You follow her. She’s in her room, she’s breathing hard, she’s staring at the mound of little mini bar bottles as if she’s never seen them before and wondering how they got there. You want to take her hand and offer her some comfort. Just comfort, but you don’t quite dare.

“It’s just wrong,” she says.

“For God’s sake,” you say, and you try not to sound impatient. “After what Abdul’s been up to behind
your
back? I think you’re entitled, don’t you?”

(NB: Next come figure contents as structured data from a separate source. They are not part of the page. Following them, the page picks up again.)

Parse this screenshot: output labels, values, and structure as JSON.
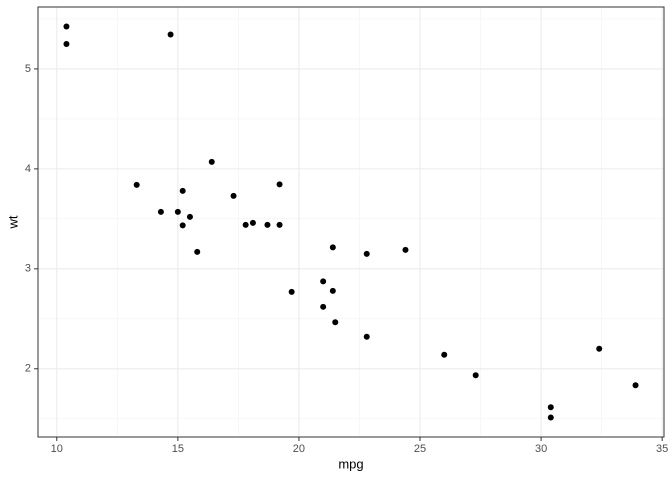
{
  "chart_data": {
    "type": "scatter",
    "x_label": "mpg",
    "y_label": "wt",
    "x": [
      21.0,
      21.0,
      22.8,
      21.4,
      18.7,
      18.1,
      14.3,
      24.4,
      22.8,
      19.2,
      17.8,
      16.4,
      17.3,
      15.2,
      10.4,
      10.4,
      14.7,
      32.4,
      30.4,
      33.9,
      21.5,
      15.5,
      15.2,
      13.3,
      19.2,
      27.3,
      26.0,
      30.4,
      15.8,
      19.7,
      15.0,
      21.4
    ],
    "values": [
      2.62,
      2.875,
      2.32,
      3.215,
      3.44,
      3.46,
      3.57,
      3.19,
      3.15,
      3.44,
      3.44,
      4.07,
      3.73,
      3.78,
      5.25,
      5.424,
      5.345,
      2.2,
      1.615,
      1.835,
      2.465,
      3.52,
      3.435,
      3.84,
      3.845,
      1.935,
      2.14,
      1.513,
      3.17,
      2.77,
      3.57,
      2.78
    ],
    "color": "#000000",
    "xlim": [
      9.225,
      35.075
    ],
    "xticks": [
      10,
      15,
      20,
      25,
      30,
      35
    ],
    "xminor": [
      12.5,
      17.5,
      22.5,
      27.5,
      32.5
    ],
    "ylim": [
      1.3175,
      5.6196
    ],
    "yticks": [
      2,
      3,
      4,
      5
    ],
    "yminor": [
      1.5,
      2.5,
      3.5,
      4.5,
      5.5
    ],
    "grid": true
  }
}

“That’s not what I’m talking about,” she says.

It takes you a moment. “Oh. Right. Of course.”

She picks up one of the empty bottles. She tips it into her mouth, just to see if there’s anything inside. She sticks her tongue in the neck, just to reach a few stray drops.

“It’s nonsense,” you say. “You know full well, give it a few years, having a relationship with your brother will be perfectly acceptable. God, you’re allowed to do it with the same sex now, you can do it with animals. Family members are right around the corner. All we are, we’re just a bit ahead of our time.”